| Sponsor | Irfan Essa |
| Area | Computational Perception |
Problem
Problem Scope: Motion Capture technology has found wide-spread use in Computer Animation (and the related productions). In this project you will learn to
Here are 2 specific projects that can be done. However, in direct discussions, we decide which direction you want to take and define a very specific scope
(some CODE for this is available from ~spark/work/expl on the the UNIX side)
SKELETON from MOCAP.
Take a look in
/net/cpl/data/mocap/processed/bvh/subject001/walking
and you should see 8 sets of data. Take a look through the file and the web page http://www.biovision.com/bvh.html
The web page explains the BVH format, but essentially you have two parts: the first half describes the skeleton (joint names) and their hierarchy (hip bone's connected to the ... chest bone). The second half contains the actual data - the joint angles of the skeletal hierarchy. Note that the rotations are in ZXY order.
Now take a look in
/net/cpl/data/mocap/processed/c3d/subject005/walking
you should see text file (.txt) equivalents of the data you saw in the "bvh" directory above.

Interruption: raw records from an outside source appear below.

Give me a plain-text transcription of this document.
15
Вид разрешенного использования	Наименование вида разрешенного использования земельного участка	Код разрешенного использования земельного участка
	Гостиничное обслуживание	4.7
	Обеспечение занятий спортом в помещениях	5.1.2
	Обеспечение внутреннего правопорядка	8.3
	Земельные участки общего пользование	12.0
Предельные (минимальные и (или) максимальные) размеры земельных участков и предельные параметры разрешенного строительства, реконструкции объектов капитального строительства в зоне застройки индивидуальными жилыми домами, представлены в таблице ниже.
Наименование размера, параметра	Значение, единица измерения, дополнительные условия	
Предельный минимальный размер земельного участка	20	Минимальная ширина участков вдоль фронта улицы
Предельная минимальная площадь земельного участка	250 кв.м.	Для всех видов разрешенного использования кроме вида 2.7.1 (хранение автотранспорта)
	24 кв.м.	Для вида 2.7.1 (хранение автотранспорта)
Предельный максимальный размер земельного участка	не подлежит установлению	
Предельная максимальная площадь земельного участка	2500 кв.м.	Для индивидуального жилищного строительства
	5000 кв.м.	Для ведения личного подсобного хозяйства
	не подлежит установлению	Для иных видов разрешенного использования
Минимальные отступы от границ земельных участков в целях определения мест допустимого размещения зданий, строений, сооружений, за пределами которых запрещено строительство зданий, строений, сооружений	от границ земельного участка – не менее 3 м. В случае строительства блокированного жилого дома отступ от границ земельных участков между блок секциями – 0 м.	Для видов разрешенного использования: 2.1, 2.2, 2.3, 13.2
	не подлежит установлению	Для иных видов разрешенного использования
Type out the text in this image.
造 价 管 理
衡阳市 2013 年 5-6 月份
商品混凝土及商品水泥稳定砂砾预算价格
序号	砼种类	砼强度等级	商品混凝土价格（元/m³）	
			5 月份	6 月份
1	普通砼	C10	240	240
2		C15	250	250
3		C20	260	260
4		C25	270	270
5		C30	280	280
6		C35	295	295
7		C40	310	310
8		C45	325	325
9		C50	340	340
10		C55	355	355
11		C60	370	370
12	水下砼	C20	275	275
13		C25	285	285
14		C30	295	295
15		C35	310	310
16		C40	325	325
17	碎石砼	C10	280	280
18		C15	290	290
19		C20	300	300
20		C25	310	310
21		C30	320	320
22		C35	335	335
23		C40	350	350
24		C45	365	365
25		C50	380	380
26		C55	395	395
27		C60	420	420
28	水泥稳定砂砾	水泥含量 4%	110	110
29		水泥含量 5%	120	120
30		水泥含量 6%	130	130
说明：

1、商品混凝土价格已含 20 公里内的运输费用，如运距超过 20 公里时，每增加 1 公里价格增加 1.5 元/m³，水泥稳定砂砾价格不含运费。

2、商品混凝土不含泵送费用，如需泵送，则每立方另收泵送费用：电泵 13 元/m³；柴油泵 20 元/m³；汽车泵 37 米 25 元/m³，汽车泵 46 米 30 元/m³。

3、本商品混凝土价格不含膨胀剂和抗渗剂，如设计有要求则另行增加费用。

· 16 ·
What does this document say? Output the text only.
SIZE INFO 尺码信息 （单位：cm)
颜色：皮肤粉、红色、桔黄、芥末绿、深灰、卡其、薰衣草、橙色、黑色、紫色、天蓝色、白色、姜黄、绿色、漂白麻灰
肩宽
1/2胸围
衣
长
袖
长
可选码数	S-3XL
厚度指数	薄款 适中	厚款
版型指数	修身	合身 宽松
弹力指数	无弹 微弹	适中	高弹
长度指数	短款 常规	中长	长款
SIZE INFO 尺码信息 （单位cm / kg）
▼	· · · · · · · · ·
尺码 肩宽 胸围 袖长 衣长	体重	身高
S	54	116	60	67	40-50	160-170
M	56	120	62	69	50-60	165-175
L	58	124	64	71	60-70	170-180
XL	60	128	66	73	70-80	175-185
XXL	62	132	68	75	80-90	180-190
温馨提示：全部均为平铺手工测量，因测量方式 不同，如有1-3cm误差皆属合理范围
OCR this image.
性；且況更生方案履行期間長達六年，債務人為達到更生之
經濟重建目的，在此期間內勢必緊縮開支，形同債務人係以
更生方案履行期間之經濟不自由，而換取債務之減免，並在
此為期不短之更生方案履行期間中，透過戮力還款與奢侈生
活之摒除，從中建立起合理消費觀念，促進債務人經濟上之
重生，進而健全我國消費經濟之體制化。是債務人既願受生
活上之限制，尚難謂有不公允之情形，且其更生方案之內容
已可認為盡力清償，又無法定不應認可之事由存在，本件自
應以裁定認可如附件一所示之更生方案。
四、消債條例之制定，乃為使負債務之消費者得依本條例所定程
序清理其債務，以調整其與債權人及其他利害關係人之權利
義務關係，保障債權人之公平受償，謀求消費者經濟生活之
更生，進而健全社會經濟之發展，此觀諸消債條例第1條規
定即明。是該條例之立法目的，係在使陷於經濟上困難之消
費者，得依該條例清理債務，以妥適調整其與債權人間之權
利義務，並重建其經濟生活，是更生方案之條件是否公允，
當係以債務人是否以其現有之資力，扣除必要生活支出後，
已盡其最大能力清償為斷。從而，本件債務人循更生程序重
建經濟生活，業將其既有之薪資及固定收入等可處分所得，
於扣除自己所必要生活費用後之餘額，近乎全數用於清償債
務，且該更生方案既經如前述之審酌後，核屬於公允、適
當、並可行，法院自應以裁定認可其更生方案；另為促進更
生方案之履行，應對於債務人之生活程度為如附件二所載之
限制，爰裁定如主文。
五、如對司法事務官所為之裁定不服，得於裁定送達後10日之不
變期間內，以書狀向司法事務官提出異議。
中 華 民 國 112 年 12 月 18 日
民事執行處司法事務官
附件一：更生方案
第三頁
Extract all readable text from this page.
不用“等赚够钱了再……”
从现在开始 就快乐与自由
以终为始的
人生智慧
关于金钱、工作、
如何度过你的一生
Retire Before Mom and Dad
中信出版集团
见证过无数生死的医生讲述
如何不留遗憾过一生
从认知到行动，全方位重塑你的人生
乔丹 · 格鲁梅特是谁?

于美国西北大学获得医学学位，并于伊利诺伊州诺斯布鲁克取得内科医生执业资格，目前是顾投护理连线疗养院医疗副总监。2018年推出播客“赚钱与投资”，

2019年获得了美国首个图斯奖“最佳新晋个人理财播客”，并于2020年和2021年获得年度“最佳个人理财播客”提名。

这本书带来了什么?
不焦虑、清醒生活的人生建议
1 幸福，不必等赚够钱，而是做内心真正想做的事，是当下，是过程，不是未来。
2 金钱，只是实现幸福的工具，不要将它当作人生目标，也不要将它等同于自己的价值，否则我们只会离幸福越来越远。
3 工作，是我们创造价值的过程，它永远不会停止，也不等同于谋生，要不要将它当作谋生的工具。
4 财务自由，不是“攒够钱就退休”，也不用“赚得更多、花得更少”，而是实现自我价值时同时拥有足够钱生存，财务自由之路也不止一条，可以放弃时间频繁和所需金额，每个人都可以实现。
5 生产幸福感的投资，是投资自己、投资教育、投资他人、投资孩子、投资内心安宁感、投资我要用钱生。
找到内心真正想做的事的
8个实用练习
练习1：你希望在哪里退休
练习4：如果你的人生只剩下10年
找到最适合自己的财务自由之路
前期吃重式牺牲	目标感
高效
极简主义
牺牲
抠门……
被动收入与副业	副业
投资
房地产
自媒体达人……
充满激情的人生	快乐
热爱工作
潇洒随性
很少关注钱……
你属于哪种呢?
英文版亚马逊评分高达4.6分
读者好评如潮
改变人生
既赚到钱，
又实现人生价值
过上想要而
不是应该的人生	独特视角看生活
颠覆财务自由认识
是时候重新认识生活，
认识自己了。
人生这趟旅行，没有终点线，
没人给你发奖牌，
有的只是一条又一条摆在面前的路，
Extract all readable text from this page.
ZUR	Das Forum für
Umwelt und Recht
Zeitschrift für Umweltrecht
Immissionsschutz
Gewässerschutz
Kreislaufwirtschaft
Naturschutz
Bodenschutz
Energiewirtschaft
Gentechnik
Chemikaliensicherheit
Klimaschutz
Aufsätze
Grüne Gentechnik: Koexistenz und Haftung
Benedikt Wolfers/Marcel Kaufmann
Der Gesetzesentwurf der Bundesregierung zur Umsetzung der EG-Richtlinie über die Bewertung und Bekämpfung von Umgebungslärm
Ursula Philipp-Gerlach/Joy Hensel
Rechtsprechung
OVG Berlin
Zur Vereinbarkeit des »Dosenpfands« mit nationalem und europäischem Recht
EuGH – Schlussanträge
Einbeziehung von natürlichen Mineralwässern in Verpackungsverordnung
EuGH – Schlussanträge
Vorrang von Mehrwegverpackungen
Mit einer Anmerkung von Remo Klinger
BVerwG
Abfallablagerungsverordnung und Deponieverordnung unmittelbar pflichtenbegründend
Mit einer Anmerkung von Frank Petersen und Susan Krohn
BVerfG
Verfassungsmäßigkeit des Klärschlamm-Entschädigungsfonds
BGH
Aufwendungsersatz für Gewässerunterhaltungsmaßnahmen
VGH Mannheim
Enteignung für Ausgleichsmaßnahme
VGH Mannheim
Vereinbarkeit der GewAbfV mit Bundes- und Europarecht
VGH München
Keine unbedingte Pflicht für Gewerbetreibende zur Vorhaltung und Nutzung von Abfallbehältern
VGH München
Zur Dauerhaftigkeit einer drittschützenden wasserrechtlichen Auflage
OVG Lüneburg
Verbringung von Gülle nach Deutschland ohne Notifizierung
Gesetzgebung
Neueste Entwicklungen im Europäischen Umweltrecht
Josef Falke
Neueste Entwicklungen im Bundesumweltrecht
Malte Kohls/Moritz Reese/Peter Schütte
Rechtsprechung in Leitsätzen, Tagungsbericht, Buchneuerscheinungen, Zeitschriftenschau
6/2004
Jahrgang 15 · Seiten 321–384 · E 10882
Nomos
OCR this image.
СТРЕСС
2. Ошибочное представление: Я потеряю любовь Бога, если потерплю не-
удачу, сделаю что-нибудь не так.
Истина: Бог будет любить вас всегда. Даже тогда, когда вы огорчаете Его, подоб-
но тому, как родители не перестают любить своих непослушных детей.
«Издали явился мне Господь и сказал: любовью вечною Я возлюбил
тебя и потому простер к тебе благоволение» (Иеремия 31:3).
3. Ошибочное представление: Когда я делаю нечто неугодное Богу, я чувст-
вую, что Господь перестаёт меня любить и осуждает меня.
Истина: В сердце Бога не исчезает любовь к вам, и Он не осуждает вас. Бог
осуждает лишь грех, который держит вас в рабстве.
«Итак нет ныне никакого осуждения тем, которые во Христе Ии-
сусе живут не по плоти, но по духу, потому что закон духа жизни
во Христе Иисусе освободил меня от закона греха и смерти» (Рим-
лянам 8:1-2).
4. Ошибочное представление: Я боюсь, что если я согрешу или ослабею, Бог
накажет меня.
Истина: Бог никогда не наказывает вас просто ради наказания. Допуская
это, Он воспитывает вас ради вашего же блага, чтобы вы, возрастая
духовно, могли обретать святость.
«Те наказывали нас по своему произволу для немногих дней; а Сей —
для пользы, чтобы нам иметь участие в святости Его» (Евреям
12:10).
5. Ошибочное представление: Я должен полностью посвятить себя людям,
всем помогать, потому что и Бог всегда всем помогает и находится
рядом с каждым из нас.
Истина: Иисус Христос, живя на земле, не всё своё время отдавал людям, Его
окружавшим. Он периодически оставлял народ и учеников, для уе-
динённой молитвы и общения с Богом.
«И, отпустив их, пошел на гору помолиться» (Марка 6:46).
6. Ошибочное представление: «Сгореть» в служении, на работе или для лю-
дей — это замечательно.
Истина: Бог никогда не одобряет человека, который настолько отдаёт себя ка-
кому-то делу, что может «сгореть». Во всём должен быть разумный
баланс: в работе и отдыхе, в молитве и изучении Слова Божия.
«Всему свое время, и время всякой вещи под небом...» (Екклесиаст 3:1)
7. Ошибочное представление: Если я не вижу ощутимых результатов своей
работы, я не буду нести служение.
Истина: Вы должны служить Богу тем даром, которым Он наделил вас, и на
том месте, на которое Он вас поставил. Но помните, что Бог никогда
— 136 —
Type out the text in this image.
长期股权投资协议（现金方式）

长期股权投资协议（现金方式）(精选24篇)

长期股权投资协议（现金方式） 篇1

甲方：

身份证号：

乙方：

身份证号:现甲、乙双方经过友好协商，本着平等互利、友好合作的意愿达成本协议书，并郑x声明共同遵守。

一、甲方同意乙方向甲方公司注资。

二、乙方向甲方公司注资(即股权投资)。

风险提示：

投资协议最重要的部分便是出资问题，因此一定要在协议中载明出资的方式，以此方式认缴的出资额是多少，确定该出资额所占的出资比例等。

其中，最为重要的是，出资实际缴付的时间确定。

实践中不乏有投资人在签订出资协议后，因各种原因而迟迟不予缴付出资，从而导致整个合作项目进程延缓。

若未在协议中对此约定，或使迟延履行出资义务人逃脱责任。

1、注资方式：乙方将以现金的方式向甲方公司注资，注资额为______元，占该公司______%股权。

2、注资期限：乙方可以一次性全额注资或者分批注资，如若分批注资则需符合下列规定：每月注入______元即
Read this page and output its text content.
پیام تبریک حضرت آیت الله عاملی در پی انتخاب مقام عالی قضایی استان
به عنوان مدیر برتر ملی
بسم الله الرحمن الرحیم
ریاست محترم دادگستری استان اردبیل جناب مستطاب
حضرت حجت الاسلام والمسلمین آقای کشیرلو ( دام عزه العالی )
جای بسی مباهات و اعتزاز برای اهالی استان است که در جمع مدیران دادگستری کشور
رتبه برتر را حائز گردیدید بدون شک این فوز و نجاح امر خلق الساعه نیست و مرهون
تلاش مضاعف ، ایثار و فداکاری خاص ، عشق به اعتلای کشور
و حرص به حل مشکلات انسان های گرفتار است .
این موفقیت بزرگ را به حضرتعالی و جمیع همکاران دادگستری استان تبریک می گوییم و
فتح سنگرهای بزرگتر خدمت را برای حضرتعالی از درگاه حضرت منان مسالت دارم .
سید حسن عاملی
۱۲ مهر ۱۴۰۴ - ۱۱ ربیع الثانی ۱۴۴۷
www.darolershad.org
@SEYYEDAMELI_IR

The BVH files are joint angles while the text files are the XYZ positions of the markers over time. So the question becomes, "How do you generate joint angles given just marker data?" Well, that's what we're going to figure out!
The basic approach:
Well, we know that our markers are on our joints. That is, there are markers on the elbows, shoulders, waist, wrists, etc. Let's imagine that we have a marker on our right shoulder, right elbow, and right wrist. If we draw a line from the right shoulder marker to the right elbow marker we can assume that the line represents our upper arm. Likewise, if we draw a line from the elbow marker to the wrist marker we can assume that it represents our lower arm. So given those two lines (think 3D vectors!), can we figure out what the angles are? More importantly, given a single frame of complete marker data, can you write a program that will generate the joint angles over the entire set of marker data?
The next step:
Well, that was all fine and good. Can we do something smarter with our algorithm? What if we average the bone lengths over the entire range of the marker data? That is, instead of looking at just a single frame of marker data, look at the entire range (to compensate for joint compression, skin movement, etc.).
The last step:
Can we generate a BVH file from our joint angles? Build a skeletal hierarchy based on the first two steps, then write out the joint angles. Using a program like Maya, read in your created BVH data. Compare it to the existing BVH data. How does it differ? What can you do differently?
BLENDING:
Take a look in
/net/cpl/data/mocap/processed/bvh/subject005/
and you should see several sets of data in various sub directories. Take a look at the web page http://www.biovision.com/bvh.html
The web page explains the BVH format, but essentially you have two parts: the first half describes the skeleton (joint names) and their hierarchy (hip bone's connected to the ... chest bone). The second half contains the actual data - the joint angles of the skeletal hierarchy. Note that the rotations are in ZXY order.
OK, we've got walking data, we've got running data, and we've got transitional data (walk to run, run to walk). Let's say we wanted to combine them. How can we go from a walk to a run? Or from a straight walk to a turning walk to a run and back to a walk?
Read through the following papers to get some background:
/net/cpl/papers/Rose, Charles/VerbsAdverbs.pdf (Verbs & Adverbs) /net/cpl/papers/Popovich, Zoran/warpage.pdf (Motion Warping)
Basically, you want to find close matches in the two data sets and you want to blend and interpolate between the frames of both sets from some overlap point. Blend between the various motions and check your results in Maya. Maybe make a nice rendering and describe your work.